Oil sector woes: Act now before it’s too late
Crude oil is one of the most important global commodities. Refined products like petrol and high-speed diesel, which are obtained after processing, are the dominant source of energy in the world. From vehicles to electricity to plastics, crude oil is used everywhere. Take crude oil and petroleum products out from a country’s energy system and its economic engine will inevitably fail.
The oil companies, therefore, play a critical role in the economy, including in Pakistan. They are tasked with buying, processing, storing, and distributing crude oil and refined products in every corner of the nation. The petroleum companies, however, have limited financial resources. The oil refiners and oil marketing companies (OMCs) operate on thin margins and must keep enough cash reserves that can last through commodity cycles. That’s where the country’s financial sector steps in. The banks provide credit facilities to oil companies which the latter utilizes by buying huge quantities of petroleum and refined products.
The close collaboration between the oil and financial sectors can be seen all over the world. But what happens if this partnership starts to fall apart? Then the entire energy system might collapse. Unfortunately, we are now seeing the first signs of this in Pakistan.
The commercial banks in Pakistan have reportedly taking a very conservative view on credit limits of oil companies and are showing reluctance to open Letters of Credit (LCs) for oil imports. That has come in the aftermath of the HASCOL default scandal which, ideally, should have prompted banks to improve their lending and audit mechanisms. But instead, the banks are avoiding lending to the critical energy sector.

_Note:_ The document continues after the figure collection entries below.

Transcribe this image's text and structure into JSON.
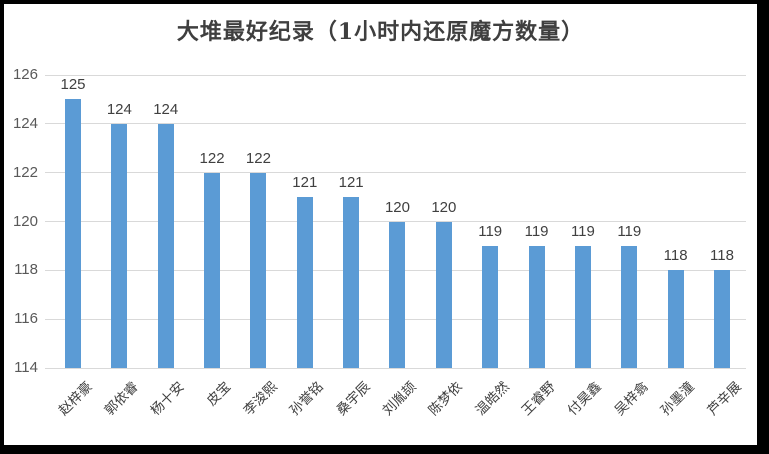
{
  "chart_data": {
    "type": "bar",
    "title": "大堆最好纪录（1小时内还原魔方数量）",
    "categories": [
      "赵梓豪",
      "郭依睿",
      "杨十安",
      "皮宝",
      "李浚熙",
      "孙誉铭",
      "桑宇辰",
      "刘胤颉",
      "陈梦依",
      "温皓然",
      "王睿野",
      "付昊鑫",
      "吴梓翕",
      "孙墨潼",
      "芦辛展"
    ],
    "values": [
      125,
      124,
      124,
      122,
      122,
      121,
      121,
      120,
      120,
      119,
      119,
      119,
      119,
      118,
      118
    ],
    "data_labels": [
      "125",
      "124",
      "124",
      "122",
      "122",
      "121",
      "121",
      "120",
      "120",
      "119",
      "119",
      "119",
      "119",
      "118",
      "118"
    ],
    "xlabel": "",
    "ylabel": "",
    "ylim": [
      114,
      126
    ],
    "yticks": [
      126,
      124,
      122,
      120,
      118,
      116,
      114
    ],
    "grid": true,
    "legend": false,
    "bar_color": "#5b9bd5",
    "gridline_color": "#d9d9d9",
    "title_color": "#3f3f3f",
    "value_label_color": "#404040",
    "axis_tick_color": "#595959",
    "frame_color": "#000000",
    "background_color": "#ffffff"
  }
}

The banks have restrained financing facilities just when the petroleum companies are witnessing an increase in working capital requirements. Since last year, the value of the Pakistani Rupee against the US Dollar has depreciated sharply. The USD is now trading at Rs200 whereas a year ago, it was hovering near Rs155. At the same time, oil prices have gone through the roof, climbing to $120 a barrel at the time of this writing from $69 a year earlier.
Due to the above-mentioned twin factors, the petroleum companies now require significantly more funds to make crude oil purchases than before. To illustrate, consider that if last year, an oil refiner got crude oil delivered from a vessel that carried 500,000 barrels of oil, then the cargo alone would have cost approximately Rs5 billion. But now, that same cargo would cost Rs12 billion due to the drop in the value of the local currency and higher commodity prices.
From this example, we can easily see how the capital requirements of petroleum companies have more than doubled in the past 12 months. In terms of Rupee, the crude oil price has gone up by more than 120% in the said period. Theoretically, the petroleum companies should be able to absorb this price hike as long as the banks also make a commensurate increase in financing. But if the banks refuse, then this could severely hamper the petroleum buying abilities of oil firms.
If, for instance, an oil company saw its credit limit enhanced from Rs5 billion to Rs12 billion, then such a company would continue buying 500,000 barrels of crude oil, without any problems, using that credit facility as oil prices rose and PKR depreciated. However, if the banks kept the credit limit unchanged, then the same company would be able to purchase less than 210,000 barrels of oil. If the bank slashes the credit limit to Rs3 billion, then the oil firm will procure just 125,000 barrels of oil.
The oil companies could use some of their own cash to buy more oil but they cannot completely fill the gap created by restrictions in credit lines. As indicated earlier, the refineries and OMCs run a low-margin business and typically don’t have tens of billions of excess cash set aside for purchasing crude oil. Besides, the cash flows of oil companies have already been under severe stress due to the receivables arising from the Price Differential Claim(PDC) while some firms are facing a liquidity shortfall.
If the oil companies face a severe liquidity crisis, then it is easy to see how they will buy fewer and fewer barrels of petroleum products. Some might procure just enough volumes needed to stay afloat and pay salaries. Some might even stop purchasing oil altogether. What’s going to happen to the country then? The burden will shift to PSO, but the national OMC is already starving for cash while its debt has been piling up. PSO certainly is not in a position to do the work of a dozen other OMCs.
Pakistan Army and Airforce, law enforcement agencies, government institutions, Pakistan Railways, power plants, factories, and the general public, virtually everyone gets their fuels from petroleum companies. But what will happen if they stop supplying fuels? A nightmare scenario will ensue.
However, this can be avoided if the policymakers step up and resolve issues of the oil sector at the earliest. The petroleum companies are still supplying fuel, despite serious constraints. The authorities must act now by enhancing their credit limits, in accordance with the changes in the Rupee-Dollar parity and international oil prices, before the petroleum firms start cutting back on oil imports.